昨晩は、深夜にも関わらず、父親が運転する車で助けに来てくれた。
洗濯機を動かし、ドアが開いた。
私は礼を述べて「また、明日話す」とだけ告げたのだった。
講義のあとに喫茶で待ち合せて、昨晩の出来事を語った。
「地震も停電も起こってない。佳奈が体験したことって、あり得ないことなんだよ。なのに、なぜ?」
「電気がついたとき思ったの。私も同じようになってたかもって」
「死んだ女性みたいに?」
私はゆっくりと首を縦に振る。
家族を失い、生きているのが辛かった。トラック運転手を殺してやりたいとも思った。
「おじさんと、おばさんが居てくれたから踏みとどまれた。
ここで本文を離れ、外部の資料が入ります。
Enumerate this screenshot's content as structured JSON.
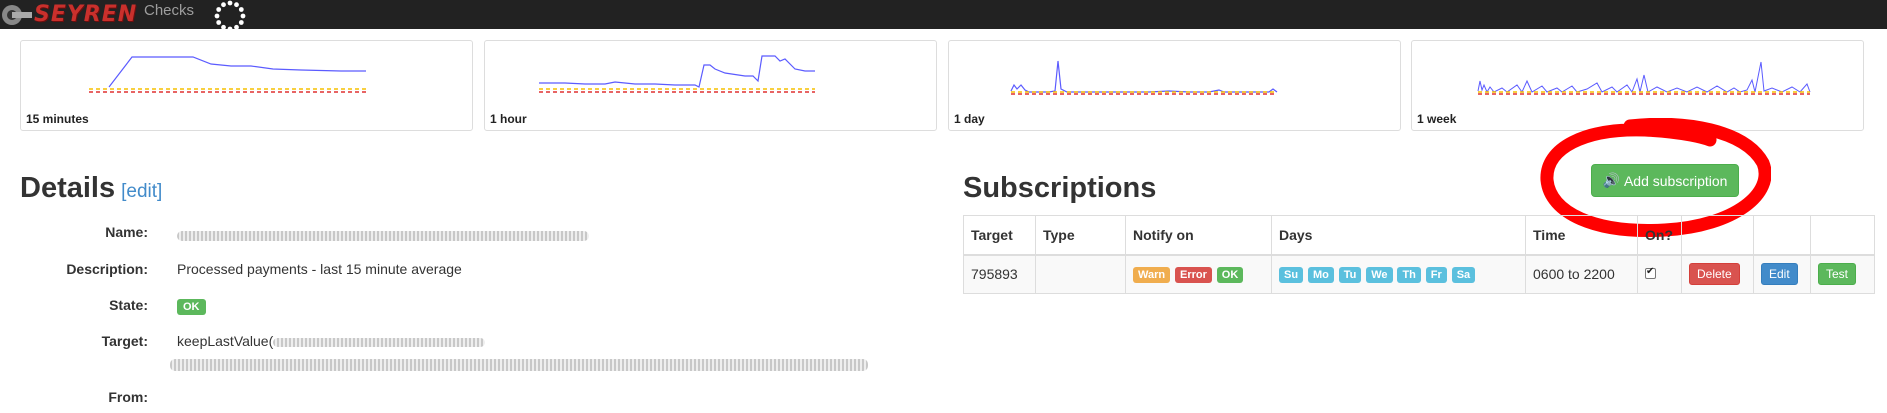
{
  "navbar": {
    "brand": "SEYREN",
    "checks_link": "Checks"
  },
  "graphs": [
    {
      "label": "15 minutes"
    },
    {
      "label": "1 hour"
    },
    {
      "label": "1 day"
    },
    {
      "label": "1 week"
    }
  ],
  "details": {
    "title": "Details",
    "edit_link": "[edit]",
    "name_label": "Name:",
    "description_label": "Description:",
    "description_value": "Processed payments - last 15 minute average",
    "state_label": "State:",
    "state_value": "OK",
    "target_label": "Target:",
    "target_value": "keepLastValue(",
    "from_label": "From:"
  },
  "subscriptions": {
    "title": "Subscriptions",
    "add_button": "Add subscription",
    "columns": [
      "Target",
      "Type",
      "Notify on",
      "Days",
      "Time",
      "On?",
      "",
      "",
      ""
    ],
    "rows": [
      {
        "target": "795893",
        "type": "",
        "notify": {
          "warn": "Warn",
          "error": "Error",
          "ok": "OK"
        },
        "days": [
          "Su",
          "Mo",
          "Tu",
          "We",
          "Th",
          "Fr",
          "Sa"
        ],
        "time": "0600 to 2200",
        "enabled": true,
        "delete": "Delete",
        "edit": "Edit",
        "test": "Test"
      }
    ]
  },
  "colors": {
    "navbar": "#222222",
    "brand": "#c9302c",
    "success": "#5cb85c",
    "danger": "#d9534f",
    "warning": "#f0ad4e",
    "info": "#5bc0de",
    "primary": "#428bca",
    "annotation": "#ff0000"
  }
}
彼女にはそういった人がいなかったんじゃないかな。苦しみを分かち合えるような人が」
亜理咲は「そう……」とだけつぶやいた。
あの部屋に住むことが、女性を弔うことになるのかは分からない。
しかし、辛い体験を吐き出したとき、彼女と通じるものを感じたのは事実だった。
「いつまでも住む気はないよ。もうちょっとだけ。だから、出るときは新居探し、手伝ってもらっていい?」
「いいよ。私、この辺、詳しいから」
亜理咲は、やっと笑ってくれた。